Last night it was nearly midnight when I walked the dogs down to the bay, and I ended up staying there longer than usual. The very bright and nearly full moon was in the southern sky, to my left, just beginning to descend. In spite of the fact that we had been under a tropical storm watch, there was almost no wind, and the soft ripples coming in to the shore did so at a slight angle away from the moon, so that as they rose onto the sand their faces were painted silver by the moonlight. Directly across the bay, in the west and low in the sky, a heap of anvil-shaped clouds rose from the horizon, growing smaller toward the top in a sort of rough pagoda shape, their upper surfaces glowing in the moonlight. Now and then there was a very faint flash of lightning, so far away that I couldn’t tell what direction it was coming from and never heard the thunder. Very thin fast clouds were blowing in from the east, from the direction of the storm, trailing across the moon. Otherwise the sky was mostly clear and when I looked straight up I could see a few stars, in spite of the moon and the lights of town. There was enough moonlight that I could see gulls flying out over the water. The great dark silhouette of a heron came gliding silently into the branches of a nearby magnolia tree, then glided away again a few moments later.

In short, it was hypnotic, and that’s why I stayed so long, even though the little dog, who has to be kept on a leash because we haven’t trained him very well, grew impatient to move on. It was as if the picture was being painted for me. And it was—but not for me alone.

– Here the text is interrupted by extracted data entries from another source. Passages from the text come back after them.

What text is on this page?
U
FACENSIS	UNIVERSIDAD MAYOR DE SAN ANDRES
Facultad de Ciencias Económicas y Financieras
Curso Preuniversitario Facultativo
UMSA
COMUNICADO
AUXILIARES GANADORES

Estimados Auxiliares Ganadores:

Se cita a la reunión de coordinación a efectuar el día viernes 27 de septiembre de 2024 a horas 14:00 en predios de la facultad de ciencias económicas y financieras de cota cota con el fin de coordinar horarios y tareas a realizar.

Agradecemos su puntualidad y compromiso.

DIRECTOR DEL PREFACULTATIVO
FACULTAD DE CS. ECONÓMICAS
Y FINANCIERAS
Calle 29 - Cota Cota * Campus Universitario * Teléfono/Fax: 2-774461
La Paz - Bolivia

It’s a familiar rhetorical tactic of materialists to point out the indifference of nature to suffering and any human concern whatever—which only serves to show how much one’s philosophy determines what one makes of the facts of the world. We often speak of natural beauty as a sign from God. I’ve begun to think it’s something more: not so much a sign, which implies a distance, as his very voice and face, shown to us in a form that we can see and understand, perpetually speaking to us of who and what he is.

Nature is for all of us; it ought to be unaffected by the fortunes of any one of us. Suppose something bad had happened to me while I stood by the water last night. It’s extremely far-fetched but not utterly implausible that I could have stumbled upon a fifteen-foot alligator and been dragged into the water and drowned, or perhaps just had a limb torn off, or that I could have been bitten by a cottonmouth, or simply fallen dead of a heart attack. Why should the beauty of the night have been spoiled because something bad happened to me? It was entirely possible that a couple of hundred yards downshore, in the city park that also borders the bay, two lovers were enraptured almost as much by the moonlight and the water as by each other. Should my pain have spoiled their delight? Should the moon have vanished from the sky because I was suffering?

No. What we call nature’s indifference is its constancy in beauty, intended to represent that of God himself, a reminder that no matter what happens to us as individuals his presence never fails and his nature never changes, and that beauty is a part of the very deepest fabric of what is. It would be dreary, in fact it’s almost frightening, to think that my own pain could undo it. Where then would be my hope of escape? No, I want nature to be untouchable by my mind, the vast space and time of the cosmos to remain utterly independent of me, and all this imperturbable persistence a promise of eternity and infinity. I’d like to think that if I should die at such a moment as the one I’ve described some corner of my consciousness would, in spite of the pain and fear, still know that I was in the presence of beauty as the darkness came on.